Это было забавное зрелище! Бесконечно большие, невероятно значимые числа становились микроскопически ничтожными и потому ненужными, они пренебрежительно отбрасывались в остатке. Десятки улетали в глухую бесконечность и пропадали во мгле. Отрицательные же величины, с которыми встречалась минус единица, под ее влиянием становились положительными и сверкали целомудренной целостностью. Да и сама единица, столкнувшись с суровым минусом, превращалась в прекрасную и могучую цифру Один, которая, умножаясь и делясь, никому не вредила, а лишь прибавляла числам значимость или убавляла спесь. Занятная это была игра и обычным людям недоступная.
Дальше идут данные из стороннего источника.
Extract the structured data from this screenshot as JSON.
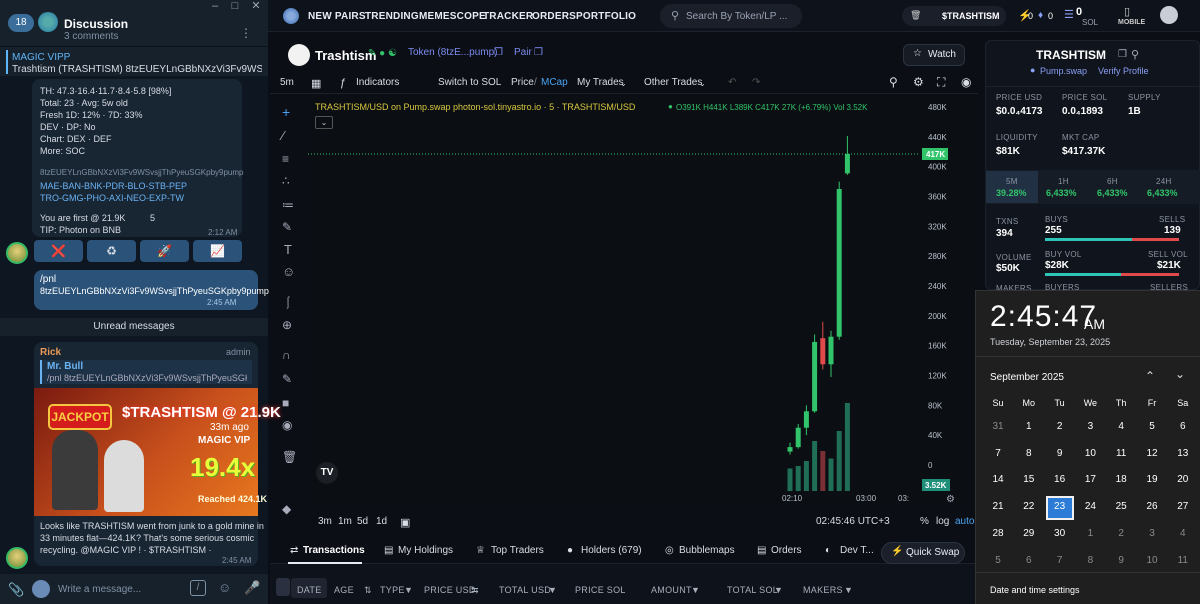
{
  "telegram": {
    "unread_count": "18",
    "title": "Discussion",
    "subtitle": "3 comments",
    "pinned_title": "MAGIC VIPP",
    "pinned_text": "Trashtism (TRASHTISM) 8tzEUEYLnGBbNXzVi3Fv9WSvsjjThPye...",
    "bot_lines": [
      "TH: 47.3·16.4·11.7·8.4·5.8 [98%]",
      "Total: 23 · Avg: 5w old",
      "Fresh 1D: 12% · 7D: 33%",
      "DEV · DP: No",
      "Chart: DEX · DEF",
      "More: SOC"
    ],
    "bot_address": "8tzEUEYLnGBbNXzVi3Fv9WSvsjjThPyeuSGKpby9pump",
    "bot_links1": "MAE-BAN-BNK-PDR-BLO-STB-PEP",
    "bot_links2": "TRO-GMG-PHO-AXI-NEO-EXP-TW",
    "bot_first": "You are first @ 21.9K",
    "bot_first_count": "5",
    "bot_tip": "TIP: Photon on BNB",
    "bot_time": "2:12 AM",
    "action_buttons": [
      "❌",
      "♻",
      "🚀",
      "📈"
    ],
    "own_msg1": "/pnl",
    "own_msg2": "8tzEUEYLnGBbNXzVi3Fv9WSvsjjThPyeuSGKpby9pump",
    "own_time": "2:45 AM",
    "unread_label": "Unread messages",
    "msg_author": "Rick",
    "msg_role": "admin",
    "reply_name": "Mr. Bull",
    "reply_text": "/pnl 8tzEUEYLnGBbNXzVi3Fv9WSvsjjThPyeuSGKpb...",
    "img_jackpot": "JACKPOT",
    "img_title": "$TRASHTISM @ 21.9K",
    "img_ago": "33m ago",
    "img_vip": "MAGIC VIP",
    "img_mult": "19.4x",
    "img_reached": "Reached 424.1K",
    "msg_lines": [
      "Looks like TRASHTISM went from junk to a gold mine in",
      "33 minutes flat—424.1K? That's some serious cosmic",
      "recycling. @MAGIC VIP ! · $TRASHTISM ·"
    ],
    "msg_time": "2:45 AM",
    "input_placeholder": "Write a message..."
  },
  "nav": {
    "items": [
      "NEW PAIRS",
      "TRENDING",
      "MEMESCOPE",
      "TRACKER",
      "ORDERS",
      "PORTFOLIO"
    ],
    "search_placeholder": "Search By Token/LP ...",
    "wallet_token": "$TRASHTISM",
    "badge1": "0",
    "badge2": "0",
    "sol_balance": "0",
    "sol_label": "SOL",
    "mobile_label": "MOBILE"
  },
  "token": {
    "name": "Trashtism",
    "token_btn": "Token (8tzE...pump)",
    "pair_btn": "Pair",
    "watch_label": "Watch"
  },
  "chart_toolbar": {
    "interval": "5m",
    "indicators": "Indicators",
    "switch": "Switch to SOL",
    "price": "Price",
    "mcap": "MCap",
    "my_trades": "My Trades",
    "other_trades": "Other Trades"
  },
  "chart_data": {
    "type": "candlestick",
    "title": "TRASHTISM/USD on Pump.swap photon-sol.tinyastro.io · 5 · TRASHTISM/USD",
    "ohlc_text": "O391K H441K L389K C417K 27K (+6.79%) Vol 3.52K",
    "y_ticks": [
      "480K",
      "440K",
      "400K",
      "360K",
      "320K",
      "280K",
      "240K",
      "200K",
      "160K",
      "120K",
      "80K",
      "40K",
      "0"
    ],
    "ylim": [
      0,
      480
    ],
    "x_ticks": [
      "02:10",
      "03:00",
      "03:"
    ],
    "price_label": "417K",
    "volume_label": "3.52K",
    "candles": [
      {
        "o": 18,
        "h": 30,
        "l": 14,
        "c": 24,
        "v": 0.9
      },
      {
        "o": 24,
        "h": 55,
        "l": 22,
        "c": 50,
        "v": 1.0
      },
      {
        "o": 50,
        "h": 80,
        "l": 40,
        "c": 72,
        "v": 1.2
      },
      {
        "o": 72,
        "h": 175,
        "l": 70,
        "c": 165,
        "v": 2.0
      },
      {
        "o": 170,
        "h": 192,
        "l": 128,
        "c": 135,
        "v": 1.6
      },
      {
        "o": 135,
        "h": 180,
        "l": 118,
        "c": 172,
        "v": 1.3
      },
      {
        "o": 172,
        "h": 380,
        "l": 168,
        "c": 370,
        "v": 2.4
      },
      {
        "o": 391,
        "h": 441,
        "l": 389,
        "c": 417,
        "v": 3.52
      }
    ]
  },
  "chart_bottom": {
    "ranges": [
      "3m",
      "1m",
      "5d",
      "1d"
    ],
    "time": "02:45:46 UTC+3",
    "pct": "%",
    "log": "log",
    "auto": "auto"
  },
  "tabs": {
    "items": [
      "Transactions",
      "My Holdings",
      "Top Traders",
      "Holders (679)",
      "Bubblemaps",
      "Orders",
      "Dev T..."
    ],
    "quick_swap": "Quick Swap",
    "headers": [
      "DATE",
      "AGE",
      "TYPE",
      "PRICE USD",
      "TOTAL USD",
      "PRICE SOL",
      "AMOUNT",
      "TOTAL SOL",
      "MAKERS"
    ]
  },
  "right_panel": {
    "name": "TRASHTISM",
    "exchange": "Pump.swap",
    "verify": "Verify Profile",
    "price_usd_label": "PRICE USD",
    "price_usd": "$0.0₄4173",
    "price_sol_label": "PRICE SOL",
    "price_sol": "0.0₄1893",
    "supply_label": "SUPPLY",
    "supply": "1B",
    "liquidity_label": "LIQUIDITY",
    "liquidity": "$81K",
    "mcap_label": "MKT CAP",
    "mcap": "$417.37K",
    "periods": [
      {
        "label": "5M",
        "value": "39.28%"
      },
      {
        "label": "1H",
        "value": "6,433%"
      },
      {
        "label": "6H",
        "value": "6,433%"
      },
      {
        "label": "24H",
        "value": "6,433%"
      }
    ],
    "txns_label": "TXNS",
    "txns": "394",
    "buys_label": "BUYS",
    "buys": "255",
    "sells_label": "SELLS",
    "sells": "139",
    "buys_ratio": 0.647,
    "volume_label": "VOLUME",
    "volume": "$50K",
    "buy_vol_label": "BUY VOL",
    "buy_vol": "$28K",
    "sell_vol_label": "SELL VOL",
    "sell_vol": "$21K",
    "vol_ratio": 0.57,
    "makers_label": "MAKERS",
    "buyers_label": "BUYERS",
    "sellers_label": "SELLERS"
  },
  "calendar": {
    "time": "2:45:47",
    "ampm": "AM",
    "date": "Tuesday, September 23, 2025",
    "month": "September 2025",
    "weekdays": [
      "Su",
      "Mo",
      "Tu",
      "We",
      "Th",
      "Fr",
      "Sa"
    ],
    "days": [
      [
        "31",
        "1",
        "2",
        "3",
        "4",
        "5",
        "6"
      ],
      [
        "7",
        "8",
        "9",
        "10",
        "11",
        "12",
        "13"
      ],
      [
        "14",
        "15",
        "16",
        "17",
        "18",
        "19",
        "20"
      ],
      [
        "21",
        "22",
        "23",
        "24",
        "25",
        "26",
        "27"
      ],
      [
        "28",
        "29",
        "30",
        "1",
        "2",
        "3",
        "4"
      ],
      [
        "5",
        "6",
        "7",
        "8",
        "9",
        "10",
        "11"
      ]
    ],
    "settings": "Date and time settings"
  }
}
В школе мой герой был отличником. Типичным очкастым заморышем, каких классные дамы ставят в пример нерадивым однокашникам. Но учился он через силу, не желая расстраивать нежно любимую мать плохими оценками. В возрасте десяти с половиной лет он, спасаясь от соседского мальчишки, гнавшегося за ним с портфелем («Бей четырехглазого!..» – радостно вопил он, и этот вопль долго еще трепетной болью отзывался в сердце жертвы), попал под машину. Череп треснул. Мало кто из врачей поручился бы, что он проживет более одного-двух дней. Но нашелся в больнице человек с проницательными стальными глазами и холодными белыми руками, который произвел трепанацию, срастил раздробленные участки мозговой ткани – и мальчик ожил. Но стал совершенно другим. Исчезла в нем прежняя бойкость и смешливость, пропал веселый и задорный блеск черных, крупных глаз. Взгляд его потух и обратился внутрь себя. Он стал блестяще решать математические задачи, сразу выдавая ответы, не утруждая себя последовательным выписыванием формул. Ему прочили научное будущее, но увы! Творческая инициативная жилка напрочь утратилась. Он был прирожденным исполнителем.

Выполняя желание матери, он поступил в институт и так же примерно учился еще пять лет, закончив курс с красным дипломом. Мать не могла на него нарадоваться. Еще бы: каждая женщина могла бы только позавидовать ей, имеющей такого сына, спокойного, скромного, умного, грамотного, образованного, не пьющего и не курящего, не бабника какого-нибудь, а приличного молодого человека… Потом не столь уж и молодого. Потом и вовсе немолодого… Неизвестно, каким хотела видеть своего сына эта маленькая, некрасивая женщина, безропотная и слабовольная, всю жизнь проработавшая лаборанткой в исследовательском институте; как и от кого она на сороковом году жизни решилась понести и родить его. Будьте уверены, не такой она мечтала видеть свою жизнь и своего сына в годы суровой, полуголодной юности. Невесты, которых она в одно время начала было приглашать, не волновали нашего героя, да и он их, прямо скажем, пугал. Таким образом он на тридцать девятом году жизни заживо похоронил себя на восьмом этаже в изолированном склепе с совмещенным санузлом и смердящим мусоропроводом у самой двери.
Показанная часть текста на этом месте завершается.